The “sex diary” was subsequently found to be fake. Soon after Murdoch bought the News of the World in 1971, a strikingly similar episode involving an adolescent diary led to the suicide of a 15-year-old girl. And Murdoch himself said, of the industrial killing of innocent men, women and children in Iraq: “There is going to be collateral damage. And if you really want to be brutal about it, better we get it done now.”
His most successful war has been on journalism itself. A leading Murdoch retainer, Andrew Neil, the Kelvin MacKenzie of the Sunday Times, conducted one of his master’s most notorious smear campaigns against ITV (like the BBC, a “monopoly” standing in Murdoch’s way). In 1988, the ITV company Thames Television made Death on the Rock, an investigative documentary that lifted a veil on the British secret state under Margaret Thatcher, describing how an SAS team had murdered four unarmed IRA members in Gibraltar with their hands in the air.
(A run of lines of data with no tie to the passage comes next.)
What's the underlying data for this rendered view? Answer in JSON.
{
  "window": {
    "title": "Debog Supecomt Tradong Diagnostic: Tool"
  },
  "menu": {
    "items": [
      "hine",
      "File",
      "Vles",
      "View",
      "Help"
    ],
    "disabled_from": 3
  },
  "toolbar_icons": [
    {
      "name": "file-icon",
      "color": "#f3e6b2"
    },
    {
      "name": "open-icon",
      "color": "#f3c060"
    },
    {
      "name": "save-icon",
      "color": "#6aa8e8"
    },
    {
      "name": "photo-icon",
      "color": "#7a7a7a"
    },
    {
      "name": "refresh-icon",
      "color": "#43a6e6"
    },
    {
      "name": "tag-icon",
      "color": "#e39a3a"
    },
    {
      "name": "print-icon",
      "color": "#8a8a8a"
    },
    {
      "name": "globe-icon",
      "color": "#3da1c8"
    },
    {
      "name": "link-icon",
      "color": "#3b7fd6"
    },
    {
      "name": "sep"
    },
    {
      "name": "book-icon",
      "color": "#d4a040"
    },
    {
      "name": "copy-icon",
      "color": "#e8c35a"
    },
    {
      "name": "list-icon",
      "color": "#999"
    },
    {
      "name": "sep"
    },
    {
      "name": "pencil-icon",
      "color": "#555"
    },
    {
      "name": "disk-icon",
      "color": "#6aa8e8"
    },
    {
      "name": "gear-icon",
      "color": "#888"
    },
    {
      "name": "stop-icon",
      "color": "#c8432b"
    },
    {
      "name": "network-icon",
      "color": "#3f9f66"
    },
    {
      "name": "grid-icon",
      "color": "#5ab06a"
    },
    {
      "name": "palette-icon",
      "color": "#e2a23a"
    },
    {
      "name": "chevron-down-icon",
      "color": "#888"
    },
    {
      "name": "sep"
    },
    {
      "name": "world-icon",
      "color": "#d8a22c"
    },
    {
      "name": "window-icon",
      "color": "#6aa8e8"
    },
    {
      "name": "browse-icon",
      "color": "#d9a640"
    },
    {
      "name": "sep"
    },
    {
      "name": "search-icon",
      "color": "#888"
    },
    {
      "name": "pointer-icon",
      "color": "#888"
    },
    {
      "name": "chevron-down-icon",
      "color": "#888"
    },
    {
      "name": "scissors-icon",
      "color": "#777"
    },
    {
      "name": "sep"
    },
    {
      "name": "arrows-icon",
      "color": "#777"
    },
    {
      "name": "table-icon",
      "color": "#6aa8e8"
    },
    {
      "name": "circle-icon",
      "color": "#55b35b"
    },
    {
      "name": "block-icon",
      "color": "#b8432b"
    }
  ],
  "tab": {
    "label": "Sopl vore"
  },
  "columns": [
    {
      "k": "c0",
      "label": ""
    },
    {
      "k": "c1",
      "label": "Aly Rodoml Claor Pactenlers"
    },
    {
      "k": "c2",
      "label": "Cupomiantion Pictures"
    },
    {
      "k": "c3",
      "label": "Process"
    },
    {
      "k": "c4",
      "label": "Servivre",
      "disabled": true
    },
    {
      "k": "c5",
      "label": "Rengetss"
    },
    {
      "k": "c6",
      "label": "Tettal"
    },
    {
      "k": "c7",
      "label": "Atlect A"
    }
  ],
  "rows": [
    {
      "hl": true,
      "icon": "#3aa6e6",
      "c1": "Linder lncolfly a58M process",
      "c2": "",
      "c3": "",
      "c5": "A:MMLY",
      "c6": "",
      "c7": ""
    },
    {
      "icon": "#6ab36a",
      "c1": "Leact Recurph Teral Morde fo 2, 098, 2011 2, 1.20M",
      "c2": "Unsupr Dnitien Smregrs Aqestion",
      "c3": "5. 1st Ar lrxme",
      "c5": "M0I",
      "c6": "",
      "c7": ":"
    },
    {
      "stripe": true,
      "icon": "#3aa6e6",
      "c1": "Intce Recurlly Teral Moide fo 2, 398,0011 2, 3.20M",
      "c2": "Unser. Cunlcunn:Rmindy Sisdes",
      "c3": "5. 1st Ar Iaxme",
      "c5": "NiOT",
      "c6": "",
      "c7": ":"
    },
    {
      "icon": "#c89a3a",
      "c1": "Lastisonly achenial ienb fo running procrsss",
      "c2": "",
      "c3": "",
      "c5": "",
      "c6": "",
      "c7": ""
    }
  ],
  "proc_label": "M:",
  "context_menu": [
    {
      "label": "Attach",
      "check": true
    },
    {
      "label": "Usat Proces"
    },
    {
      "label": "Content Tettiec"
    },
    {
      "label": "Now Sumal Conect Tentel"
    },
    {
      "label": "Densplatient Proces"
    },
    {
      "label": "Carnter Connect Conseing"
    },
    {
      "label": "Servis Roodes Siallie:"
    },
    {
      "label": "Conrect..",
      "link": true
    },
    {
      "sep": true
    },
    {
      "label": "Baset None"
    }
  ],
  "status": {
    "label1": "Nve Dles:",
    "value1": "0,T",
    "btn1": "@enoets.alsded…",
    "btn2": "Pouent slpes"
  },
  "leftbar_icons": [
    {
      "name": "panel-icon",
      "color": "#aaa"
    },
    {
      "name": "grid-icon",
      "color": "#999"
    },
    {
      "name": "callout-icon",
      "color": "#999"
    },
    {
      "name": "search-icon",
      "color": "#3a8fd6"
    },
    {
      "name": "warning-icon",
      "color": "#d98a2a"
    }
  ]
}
The message was clear: Thatcher was willing to use death squads. The Sunday Times and the Sun, side by side in Murdoch’s razor-wired Wapping fortress, echoed Thatcher’s scurrilous attacks on Thames Television and subjected the principal witness to the murders, Carmen Proetta, to a torrent of lies and personal abuse. She later won $497,000 in libel damages, and a public inquiry vindicated the program’s accuracy and integrity. This did not prevent Thames, an innovative broadcaster, from losing its license.
Murdoch’s most obsequious supplicants are politicians, especially New Labour. Having ensured that Murdoch pays minimal tax, and having attended the farewell party of one editor of the Sun, Gordon Brown was recently in full fawn at the wedding of another editor of the same paper. Don Corleone expects nothing less.
The hypocrisy, however, is almost magical. In 1995, Murdoch flew Tony and Cherie Blair first-class to Hayman Island, Australia, where the aspiring war criminal spoke about “the need for a new moral purpose in politics,” which included the lifting of government regulations on the media. Murdoch shook his hand warmly.
The next day the Sun commented: “Mr. Blair has vision, he has purpose and he speaks our language on morality and family life.”
The two are devout Christians, after all.